Quello delle fontane rappresenta un investimento inutile per la città di Lavis“. Questo è quanto afferma Monica Ceccato, consigliera comunale della Lega nel comune trentino.
Il gruppo Lega aveva presentato già qualche settimana fa un’interrogazione dal titolo “Acquisto e stoccaggio fontane” per conoscere la gestione di questi beni, acquistati quasi tre anni fa dall’attuale amministrazione. “Sottolineo – afferma la Ceccato – il fatto che non troviamo assolutamente corretto l’usanza dell’amministrazione, ovvero rispondere alle interrogazioni attraverso i dipendenti comunali, non ponendo nemmeno la firma del Sindaco al documento inviatoci“.

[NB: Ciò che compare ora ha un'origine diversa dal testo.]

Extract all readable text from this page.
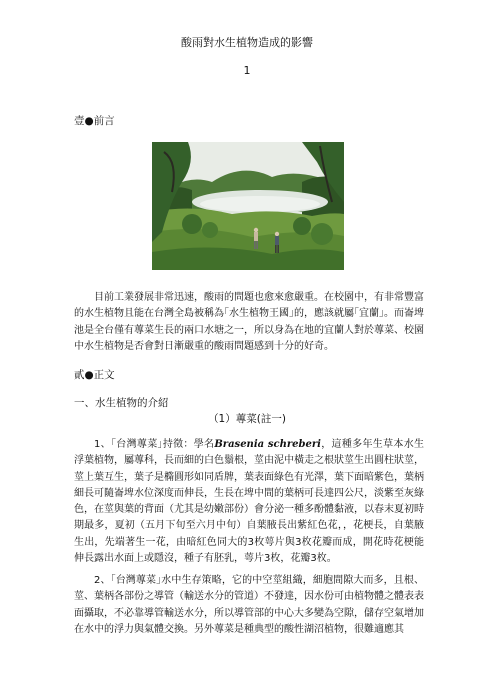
酸雨對水生植物造成的影響
1
壹●前言
目前工業發展非常迅速，酸雨的問題也愈來愈嚴重。在校園中，有非常豐富的水生植物且能在台灣全島被稱為｢水生植物王國｣的，應該就屬｢宜蘭｣。而崙埤池是全台僅有蓴菜生長的兩口水塘之一，所以身為在地的宜蘭人對於蓴菜、校園中水生植物是否會對日漸嚴重的酸雨問題感到十分的好奇。
貳●正文
一、水生植物的介紹
（1）蓴菜(註一)
1、｢台灣蓴菜｣持徵：學名Brasenia schreberi，這種多年生草本水生浮葉植物，屬蓴科，長而細的白色鬚根，莖由泥中橫走之根狀莖生出圓柱狀莖，莖上葉互生，葉子是橢圓形如同盾牌，葉表面綠色有光澤，葉下面暗紫色，葉柄細長可隨崙埤水位深度而伸長，生長在埤中間的葉柄可長達四公尺，淡紫至灰綠色，在莖與葉的背面（尤其是幼嫩部份）會分泌一種多酚體黏液，以春末夏初時期最多，夏初（五月下旬至六月中旬）自葉腋長出紫紅色花，，花梗長，自葉腋生出，先端著生一花，由暗紅色同大的3枚萼片與3枚花瓣而成，開花時花梗能伸長露出水面上或隱沒，種子有胚乳，萼片3枚，花瓣3枚。
2、｢台灣蓴菜｣水中生存策略，它的中空莖組織，細胞間隙大而多，且根、莖、葉柄各部份之導管（輸送水分的管道）不發達，因水份可由植物體之體表表面攝取，不必靠導管輸送水分，所以導管部的中心大多變為空隙，儲存空氣增加在水中的浮力與氣體交換。另外蓴菜是種典型的酸性湖沼植物，很難適應其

Dall’interrogazione emerge che sono state acquistate 30 fontane, per un ammontare complessivo di circa 35.000€ (28.400 + Iva 22%). Le fontane dislocate sul territorio comunale sono 16 mentre le rimanenti 14 sono stivate presso il cantiere comunale di via Negrelli, per un peso compreso tra i 980 e i 2800 chili. Un peso che però, secondo il tecnico che ha risposto all’interrogazione, non dovrebbe far temere pericoli strutturali, dal momento che il sovraccarico accidentale del solaio è pari a 800 kg/mq e che la distribuzione del peso sia sufficiente a non superare questa soglia.
Riteniamo inutile tale spesa, compreso il numero esagerato di fontane acquistate rispetto alla reale necessità – attacca la Ceccato – anche perché spesso questa amministrazione ha giustificato l’inattuabilità di molte nostre proposte per mancanza di fondi, compresa quella della sistemazione della pedana per i disabili nel sottopasso Segantini“.
Non è stato nemmeno chiarito il peso complessivo di queste fontane, con un divario di addirittura 1000 chili – conclude la Ceccato – e molti dubbi restano anche sulla futura collocazione delle fontane ancora stoccate. Riteniamo dunque questo investimento inutile per la comunità lavisana“.